I think taking on these types of comedy endeavors – hanging out with Alzheimer’s patients, teaching kids online, performing to residents at their condos – this is what makes me stand apart from other comics. From the beginning, I never had a set image of what a comedian has to be. I didn’t want to limit myself to just clubs and theatres, I decided that getting paid to make people laugh made me a comedian, no matter the venue.

What were you like growing up?
I’m not sure I had a personality until I was in high school. I just copied what I saw people do in movies and TV, forgetting I didn’t have a live studio audience or a laugh track. I was kind of a loner and teacher’s pet until my parents sent me to a conservative Christian school. A real fire and brimstone type place. After two years I was given the choice to stay or go back to public school, so I rejoined my peers in 10th grade. Everyone said I seemed like a different person after that, but I think it just pushed me out of my shell.

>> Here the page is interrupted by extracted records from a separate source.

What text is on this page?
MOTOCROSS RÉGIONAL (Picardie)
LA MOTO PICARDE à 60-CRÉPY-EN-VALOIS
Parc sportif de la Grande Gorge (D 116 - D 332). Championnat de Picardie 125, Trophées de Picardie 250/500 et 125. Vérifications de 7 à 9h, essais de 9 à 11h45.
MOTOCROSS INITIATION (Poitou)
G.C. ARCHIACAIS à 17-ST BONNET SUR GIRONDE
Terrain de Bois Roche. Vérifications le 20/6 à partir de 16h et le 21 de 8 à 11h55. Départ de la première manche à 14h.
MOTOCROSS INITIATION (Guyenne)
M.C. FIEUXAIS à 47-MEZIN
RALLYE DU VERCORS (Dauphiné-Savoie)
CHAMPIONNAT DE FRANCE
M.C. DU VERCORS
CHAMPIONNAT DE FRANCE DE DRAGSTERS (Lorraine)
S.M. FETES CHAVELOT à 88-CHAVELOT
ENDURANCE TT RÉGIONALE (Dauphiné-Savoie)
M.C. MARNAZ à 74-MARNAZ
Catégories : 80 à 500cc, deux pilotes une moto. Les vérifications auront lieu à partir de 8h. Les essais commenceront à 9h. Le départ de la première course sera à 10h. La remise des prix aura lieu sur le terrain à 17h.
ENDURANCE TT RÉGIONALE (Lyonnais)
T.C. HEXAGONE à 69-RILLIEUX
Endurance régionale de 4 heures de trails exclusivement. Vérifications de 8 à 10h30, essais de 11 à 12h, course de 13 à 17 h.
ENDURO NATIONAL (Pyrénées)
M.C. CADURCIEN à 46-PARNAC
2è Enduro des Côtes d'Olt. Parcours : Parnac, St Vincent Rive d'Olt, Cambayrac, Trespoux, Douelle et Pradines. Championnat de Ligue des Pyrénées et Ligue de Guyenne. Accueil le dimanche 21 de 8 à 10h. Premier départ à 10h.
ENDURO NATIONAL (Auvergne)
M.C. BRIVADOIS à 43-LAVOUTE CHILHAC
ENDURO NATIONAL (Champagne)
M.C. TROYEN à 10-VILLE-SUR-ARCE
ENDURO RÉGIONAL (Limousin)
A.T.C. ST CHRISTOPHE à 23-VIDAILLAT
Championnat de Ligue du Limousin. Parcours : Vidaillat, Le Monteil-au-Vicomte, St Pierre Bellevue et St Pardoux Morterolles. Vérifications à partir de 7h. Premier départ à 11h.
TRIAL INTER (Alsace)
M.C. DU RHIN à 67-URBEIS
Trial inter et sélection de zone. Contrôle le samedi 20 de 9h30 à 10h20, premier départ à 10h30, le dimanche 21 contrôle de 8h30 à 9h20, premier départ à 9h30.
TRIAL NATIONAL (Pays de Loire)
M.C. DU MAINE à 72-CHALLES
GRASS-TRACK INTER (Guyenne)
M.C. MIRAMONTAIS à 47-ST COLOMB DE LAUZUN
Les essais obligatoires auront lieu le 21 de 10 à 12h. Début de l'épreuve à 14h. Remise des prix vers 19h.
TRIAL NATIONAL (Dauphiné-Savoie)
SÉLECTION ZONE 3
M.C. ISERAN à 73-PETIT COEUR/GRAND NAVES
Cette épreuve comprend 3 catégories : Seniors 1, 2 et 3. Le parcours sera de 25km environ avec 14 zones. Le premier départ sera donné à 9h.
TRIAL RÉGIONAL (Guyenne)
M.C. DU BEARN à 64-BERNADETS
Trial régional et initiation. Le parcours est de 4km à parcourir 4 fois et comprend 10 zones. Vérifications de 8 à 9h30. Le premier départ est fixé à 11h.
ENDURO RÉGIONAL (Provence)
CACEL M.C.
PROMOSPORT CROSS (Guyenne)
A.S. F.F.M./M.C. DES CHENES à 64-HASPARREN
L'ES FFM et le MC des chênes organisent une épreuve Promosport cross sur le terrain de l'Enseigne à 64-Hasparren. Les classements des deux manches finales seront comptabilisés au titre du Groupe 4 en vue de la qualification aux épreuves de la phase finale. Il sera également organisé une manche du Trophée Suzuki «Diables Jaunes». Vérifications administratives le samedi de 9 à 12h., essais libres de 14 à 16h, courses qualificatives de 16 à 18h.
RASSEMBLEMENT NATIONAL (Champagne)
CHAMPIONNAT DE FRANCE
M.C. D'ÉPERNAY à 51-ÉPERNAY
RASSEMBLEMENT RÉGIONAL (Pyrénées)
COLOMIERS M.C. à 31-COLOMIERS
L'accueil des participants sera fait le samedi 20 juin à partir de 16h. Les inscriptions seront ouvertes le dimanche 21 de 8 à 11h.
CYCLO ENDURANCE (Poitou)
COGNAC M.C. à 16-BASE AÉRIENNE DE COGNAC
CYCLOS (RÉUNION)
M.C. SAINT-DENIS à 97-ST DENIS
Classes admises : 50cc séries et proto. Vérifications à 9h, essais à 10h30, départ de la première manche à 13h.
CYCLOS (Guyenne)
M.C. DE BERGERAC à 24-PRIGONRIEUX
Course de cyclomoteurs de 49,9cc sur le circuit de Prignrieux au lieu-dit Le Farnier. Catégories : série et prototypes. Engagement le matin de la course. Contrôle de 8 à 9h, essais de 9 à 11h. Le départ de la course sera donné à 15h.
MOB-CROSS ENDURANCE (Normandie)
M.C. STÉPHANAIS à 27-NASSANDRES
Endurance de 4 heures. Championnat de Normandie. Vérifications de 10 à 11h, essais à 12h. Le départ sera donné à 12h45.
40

I thought I was always funny. I remember telling my 2nd-grade teacher I wanted to be a chameleon like Lucille Ball, and in 6th-grade I wrote a satirical sketch about Cuban immigrants coming to the US on rafts. I had no idea what being funny for a job meant. I didn’t know how to make it a career so I went to college for advertising. I wanted to be a copywriter who wrote funny commercials and ad campaigns. I ended up as a grant writer for a non-profit. I went on to work at a community college and then go to grad school. Turns out I really liked school. After that was the real fork in the road moment for me. I thought I can either dive into academia or try out this stand-up thing. The month before I received my Master’s degree in 2011, I did my first open mic. And the decision was pretty much made for me after that.